Syracuse utilizes 3-guard lineup against rangy Cincinnati
James Southerland was once again in street clothes Monday, sitting out his third consecutive game due to ineligibility. The 6-foot-8 forward, who shoots like a guard in a big man’s body, leaves his team sans a shooter and sans size.
It forced the Orange to turn to a three-guard lineup for the first time all season against Cincinnati, employing Triche, Carter-Williams and Trevor Cooney for lengthy stretches of the second half.
And though it hurt Syracuse defensively, as Boeheim explained in his postgame press conference, it gave his team a boost on offense. Those three players combined to score 37 points in a 57-55 win against the Bearcats, while also tallying 10 of the team’s 11 assists.
“We don’t have a lot of options shooting it,” Boeheim said. “We tried to play the three guards together to get another shooter in the game; it hurts us defensively. But when you’re not scoring you’ve got to try to find a way to score.”
The Orange managed only 22 points in the first half Monday and missed seven of its 10 attempts from 3-point range. Southerland, the team’s second-leading scorer and arguably its best outside shooter, would have likely boosted those numbers.
Instead, that becomes Cooney’s role. The guard finished with eight points, including two 3-pointers. He also chipped in four steals in 18 minutes of play, off-setting the lack of size featured in the three-guard lineup.
Cooney said the team began practicing and discussing the possibility of the three-player scenario once Southerland was declared ineligible. It moves Triche, a 6-foot-4 guard, down to one of the wing positions, with Cooney and Carter-Williams out on top of the zone.
“It’s something that we’ve talked about and put in the game today, so we’ll see if we put it in again this week,” Cooney said.
Judging by Monday’s results, Boeheim may consider using this lineup again if Southerland remains ineligible.
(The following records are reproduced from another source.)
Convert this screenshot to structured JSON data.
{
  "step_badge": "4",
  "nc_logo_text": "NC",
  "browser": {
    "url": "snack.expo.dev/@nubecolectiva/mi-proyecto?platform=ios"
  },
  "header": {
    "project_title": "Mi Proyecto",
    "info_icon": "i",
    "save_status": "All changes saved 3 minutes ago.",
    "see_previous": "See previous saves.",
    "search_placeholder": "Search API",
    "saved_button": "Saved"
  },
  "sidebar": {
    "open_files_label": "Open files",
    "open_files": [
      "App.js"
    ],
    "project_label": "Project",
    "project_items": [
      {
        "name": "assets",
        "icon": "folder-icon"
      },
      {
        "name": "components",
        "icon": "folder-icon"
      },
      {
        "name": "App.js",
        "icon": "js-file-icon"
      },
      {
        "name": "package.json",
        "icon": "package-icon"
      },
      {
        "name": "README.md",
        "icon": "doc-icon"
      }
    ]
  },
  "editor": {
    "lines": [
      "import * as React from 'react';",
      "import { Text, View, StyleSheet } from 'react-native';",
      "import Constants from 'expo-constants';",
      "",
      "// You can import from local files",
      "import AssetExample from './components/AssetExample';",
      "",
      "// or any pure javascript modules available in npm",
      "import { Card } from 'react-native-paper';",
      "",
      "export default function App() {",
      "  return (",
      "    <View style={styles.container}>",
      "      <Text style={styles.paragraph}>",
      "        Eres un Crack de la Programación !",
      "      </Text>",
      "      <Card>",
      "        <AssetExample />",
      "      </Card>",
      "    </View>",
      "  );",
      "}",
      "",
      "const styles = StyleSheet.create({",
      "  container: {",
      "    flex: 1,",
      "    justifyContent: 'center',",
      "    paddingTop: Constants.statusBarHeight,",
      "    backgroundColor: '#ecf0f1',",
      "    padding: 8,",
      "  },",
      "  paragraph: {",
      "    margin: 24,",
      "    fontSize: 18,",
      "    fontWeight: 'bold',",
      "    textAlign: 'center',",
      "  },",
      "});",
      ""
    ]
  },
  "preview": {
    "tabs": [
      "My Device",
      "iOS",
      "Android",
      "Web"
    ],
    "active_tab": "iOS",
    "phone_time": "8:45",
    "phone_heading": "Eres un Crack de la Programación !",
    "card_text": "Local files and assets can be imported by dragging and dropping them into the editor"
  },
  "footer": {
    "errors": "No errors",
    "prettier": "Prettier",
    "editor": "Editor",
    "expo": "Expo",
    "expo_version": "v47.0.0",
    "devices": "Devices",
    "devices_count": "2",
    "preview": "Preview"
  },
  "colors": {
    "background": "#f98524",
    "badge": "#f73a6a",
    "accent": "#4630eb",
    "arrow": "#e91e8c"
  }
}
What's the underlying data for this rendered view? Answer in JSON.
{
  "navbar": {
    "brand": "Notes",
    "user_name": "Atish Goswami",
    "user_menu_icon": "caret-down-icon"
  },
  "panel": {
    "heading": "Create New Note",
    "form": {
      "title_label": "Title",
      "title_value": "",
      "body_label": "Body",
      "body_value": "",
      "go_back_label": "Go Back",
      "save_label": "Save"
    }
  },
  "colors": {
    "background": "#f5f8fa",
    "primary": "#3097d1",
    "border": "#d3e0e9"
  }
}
The three guards played together from the 16:32 mark of the second half to the 8:54 mark. Syracuse closed Cincinnati’s lead from four to two in that stretch — effective, though not ideal.
Up next for Syracuse is Villanova, a team that lacks depth up front. It means the Orange might be able to get away with that lineup one more time before traveling to Pittsburgh in two weeks.
Said Cooney: “We’ll make it a lot more difficult for teams to play zone against us if we have that lineup out there.”